Last but not least, the 1.3 Multijet 16v also features an electronically-controlled EGR system and an exhaust gas cooling device.
DIRECT INJECTION DIESEL ENGINES: A FIAT STORY
The new Multijet system has allowed the Fiat Group to achieve an important new record in the diesel engine field. All this was possible because we have been building up know-how in this field since 1988, the date that marked the arrival of the Croma TDI, the first direct injection diesel vehicle in the world. The Croma engine was an outstanding result for the time and the first major step toward automotive diesel engines with more efficient combustion.
The engineering, subsequently copied by other manufacturers, meant that diesel cars were able to ensure better performance coupled with lower fuel consumption. One problem remained: excessive engine noise at low rpms and during speed transitions.

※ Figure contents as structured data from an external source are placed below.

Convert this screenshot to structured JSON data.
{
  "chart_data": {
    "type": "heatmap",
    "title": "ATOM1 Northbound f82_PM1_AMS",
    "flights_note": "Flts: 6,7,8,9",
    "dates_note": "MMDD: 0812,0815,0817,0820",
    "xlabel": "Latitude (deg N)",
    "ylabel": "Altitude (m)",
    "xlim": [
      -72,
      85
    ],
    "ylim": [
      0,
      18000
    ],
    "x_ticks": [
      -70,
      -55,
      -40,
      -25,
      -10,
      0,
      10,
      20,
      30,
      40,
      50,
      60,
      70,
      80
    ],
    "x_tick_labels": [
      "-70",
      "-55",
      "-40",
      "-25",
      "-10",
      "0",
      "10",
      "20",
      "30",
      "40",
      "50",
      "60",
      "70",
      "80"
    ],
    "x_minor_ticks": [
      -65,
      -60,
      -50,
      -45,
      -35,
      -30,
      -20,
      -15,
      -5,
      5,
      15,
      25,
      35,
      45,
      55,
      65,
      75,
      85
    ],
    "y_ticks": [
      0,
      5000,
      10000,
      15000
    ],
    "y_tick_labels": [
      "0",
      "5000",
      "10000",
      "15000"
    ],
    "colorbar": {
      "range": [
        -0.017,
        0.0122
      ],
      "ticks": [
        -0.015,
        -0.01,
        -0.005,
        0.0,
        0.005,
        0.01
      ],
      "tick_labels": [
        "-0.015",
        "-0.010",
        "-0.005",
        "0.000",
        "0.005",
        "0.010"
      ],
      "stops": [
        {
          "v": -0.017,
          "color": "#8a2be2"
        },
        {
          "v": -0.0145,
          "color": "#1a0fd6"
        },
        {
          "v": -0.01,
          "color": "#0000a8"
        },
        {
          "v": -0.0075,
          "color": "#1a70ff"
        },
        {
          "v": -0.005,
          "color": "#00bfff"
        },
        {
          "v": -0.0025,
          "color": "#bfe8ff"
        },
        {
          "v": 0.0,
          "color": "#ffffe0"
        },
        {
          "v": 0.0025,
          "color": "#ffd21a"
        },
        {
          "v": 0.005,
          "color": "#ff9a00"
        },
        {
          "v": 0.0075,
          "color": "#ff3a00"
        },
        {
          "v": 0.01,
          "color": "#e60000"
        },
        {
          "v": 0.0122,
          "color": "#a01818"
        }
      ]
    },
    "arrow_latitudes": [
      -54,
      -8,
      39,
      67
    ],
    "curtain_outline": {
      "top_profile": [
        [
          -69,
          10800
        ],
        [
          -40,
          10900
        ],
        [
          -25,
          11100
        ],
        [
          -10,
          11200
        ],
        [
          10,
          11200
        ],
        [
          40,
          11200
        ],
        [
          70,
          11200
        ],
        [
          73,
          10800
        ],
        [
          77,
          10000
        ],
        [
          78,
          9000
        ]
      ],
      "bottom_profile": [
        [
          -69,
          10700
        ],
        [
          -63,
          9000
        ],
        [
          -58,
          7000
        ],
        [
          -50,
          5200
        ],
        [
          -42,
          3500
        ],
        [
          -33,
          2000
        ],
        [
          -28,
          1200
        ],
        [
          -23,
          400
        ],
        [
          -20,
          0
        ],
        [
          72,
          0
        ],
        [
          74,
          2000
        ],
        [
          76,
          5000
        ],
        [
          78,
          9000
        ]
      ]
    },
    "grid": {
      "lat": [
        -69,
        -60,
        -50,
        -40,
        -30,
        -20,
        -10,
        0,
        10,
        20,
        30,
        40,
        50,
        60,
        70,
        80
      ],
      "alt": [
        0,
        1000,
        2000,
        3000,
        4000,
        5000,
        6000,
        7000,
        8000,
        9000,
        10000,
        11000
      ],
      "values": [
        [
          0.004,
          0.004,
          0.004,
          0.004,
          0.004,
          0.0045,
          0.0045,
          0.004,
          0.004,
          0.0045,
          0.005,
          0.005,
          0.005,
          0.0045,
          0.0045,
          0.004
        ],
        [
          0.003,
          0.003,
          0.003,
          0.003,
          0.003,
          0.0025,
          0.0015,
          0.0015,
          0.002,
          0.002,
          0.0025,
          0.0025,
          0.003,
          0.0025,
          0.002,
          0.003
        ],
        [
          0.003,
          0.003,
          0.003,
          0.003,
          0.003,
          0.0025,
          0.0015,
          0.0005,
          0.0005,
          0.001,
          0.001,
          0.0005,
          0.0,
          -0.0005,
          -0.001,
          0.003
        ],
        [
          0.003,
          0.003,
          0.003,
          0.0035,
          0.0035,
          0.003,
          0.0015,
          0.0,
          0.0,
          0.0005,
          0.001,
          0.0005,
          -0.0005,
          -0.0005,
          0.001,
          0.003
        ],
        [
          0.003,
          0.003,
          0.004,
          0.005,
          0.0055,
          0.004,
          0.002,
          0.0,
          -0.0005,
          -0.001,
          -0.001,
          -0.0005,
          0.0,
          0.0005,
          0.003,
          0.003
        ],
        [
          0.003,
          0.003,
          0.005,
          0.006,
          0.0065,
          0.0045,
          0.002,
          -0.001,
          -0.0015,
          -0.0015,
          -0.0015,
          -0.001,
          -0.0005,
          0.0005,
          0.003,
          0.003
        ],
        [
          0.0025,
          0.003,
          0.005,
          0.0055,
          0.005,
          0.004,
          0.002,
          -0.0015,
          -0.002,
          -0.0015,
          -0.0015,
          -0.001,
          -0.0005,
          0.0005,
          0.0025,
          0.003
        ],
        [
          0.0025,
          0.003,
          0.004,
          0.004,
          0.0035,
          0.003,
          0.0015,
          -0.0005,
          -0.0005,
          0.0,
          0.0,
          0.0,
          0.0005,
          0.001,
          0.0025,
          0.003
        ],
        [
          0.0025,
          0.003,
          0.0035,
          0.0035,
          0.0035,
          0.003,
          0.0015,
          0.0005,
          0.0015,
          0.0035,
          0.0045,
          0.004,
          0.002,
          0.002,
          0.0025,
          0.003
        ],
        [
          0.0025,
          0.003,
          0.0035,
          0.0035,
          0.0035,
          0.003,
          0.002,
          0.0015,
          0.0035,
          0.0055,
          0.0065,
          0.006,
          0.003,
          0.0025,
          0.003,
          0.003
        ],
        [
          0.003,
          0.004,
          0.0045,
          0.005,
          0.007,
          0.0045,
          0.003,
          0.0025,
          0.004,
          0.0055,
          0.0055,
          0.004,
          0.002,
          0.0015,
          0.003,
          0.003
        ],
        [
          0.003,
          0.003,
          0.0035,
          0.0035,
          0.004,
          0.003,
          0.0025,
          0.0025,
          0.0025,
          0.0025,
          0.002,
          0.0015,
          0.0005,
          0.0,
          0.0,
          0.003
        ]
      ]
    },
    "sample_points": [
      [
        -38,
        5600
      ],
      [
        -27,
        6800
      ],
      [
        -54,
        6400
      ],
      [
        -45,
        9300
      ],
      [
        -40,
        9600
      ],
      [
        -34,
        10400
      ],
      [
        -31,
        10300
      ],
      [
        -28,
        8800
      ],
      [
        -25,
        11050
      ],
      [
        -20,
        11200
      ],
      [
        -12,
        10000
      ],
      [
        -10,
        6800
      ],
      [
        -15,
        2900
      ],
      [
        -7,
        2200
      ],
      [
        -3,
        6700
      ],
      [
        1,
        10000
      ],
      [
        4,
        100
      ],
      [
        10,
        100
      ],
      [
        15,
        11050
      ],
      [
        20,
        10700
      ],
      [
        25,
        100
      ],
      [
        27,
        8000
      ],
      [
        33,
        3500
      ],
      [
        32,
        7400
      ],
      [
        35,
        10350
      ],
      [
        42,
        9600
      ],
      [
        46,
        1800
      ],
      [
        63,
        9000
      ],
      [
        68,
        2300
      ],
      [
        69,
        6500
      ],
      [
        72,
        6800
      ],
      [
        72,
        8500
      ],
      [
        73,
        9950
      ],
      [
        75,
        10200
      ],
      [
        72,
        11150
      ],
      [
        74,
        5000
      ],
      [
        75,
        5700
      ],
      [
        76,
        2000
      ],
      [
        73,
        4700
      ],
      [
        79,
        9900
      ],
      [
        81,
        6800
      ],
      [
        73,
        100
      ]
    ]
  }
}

This was the cue for the start of the Unijet story, i.e. the quest for a more advanced direct injection system that could drastically reduce the problem of excessive combustion noise. Some years later, this research effort brought us the Unijet itself and significant benefits in terms of efficiency and fuel consumption.
We reasoned that the problem could be solved in one of two ways: we could be content with a passive system and simply insulate the engine to prevent sound waves from reaching the passenger compartment - or we could work actively to eliminate the problem at its source by developing an injection system that actually reduced combustion noise.
Fiat Group engineers chose the second option and immediately went for the Common Rail principle after considering and then rejecting other high-pressure injection systems. The other systems do not allow pressure to be managed independently of rpm and engine load and neither do they include a pre-injection, which are essential attributes of the Unijet system.
The theory that lay behind our research was originally developed by researchers at Zurich University but had never previously been applied to a vehicle. This simple yet elegant theory is based on the assumption that if you continue to push diesel into a tank, the pressure inside will rise and the tank itself will become a hydraulic accumulator (or rail), i.e. a reserve of pressurised fuel ready for use.
Three years later, in 1990, the Unijet system developed by Magneti Marelli, Fiat Research Centre and Elasis on the Common Rail principle entered the pre-production stage. This stage was completed in 1994, when Fiat Auto started to look for a partner with leading-edge knowledge of diesel engine injection systems. The final stage of the project, i.e. completion of development and industrial production, was eventually entrusted to Robert Bosch.
In October 1997, eleven years after the Croma TDI, the market welcomed another record-breaking car: the Alfa 156 JTD. The new model was equipped with a revolutionary turbodiesel engine that was to deliver previously unimaginable results.
Vehicles equipped with this engine are incredibly noiseless and have all the alacrity of a petrol power unit. They improve on the performance of a similar prechamber engine by an average of 12 percent and reduce fuel consumption by 15 percent.
The Alfa 156 equipped with a JTD engine won immediate success and similar power units soon appeared on other Fiat Auto models and were adopted by many other motor manufacturers.
Now the turn has come for a second generation of JTD engines, in other words the multiple injection, 16 valve engines that made their debut last autumn in Paris in the shape of the 1.9 JTD engine fitted to the Alfa 156 and Alfa 147.
And that family has now been extended by the pocket-sized 1.3 Multijet 16v.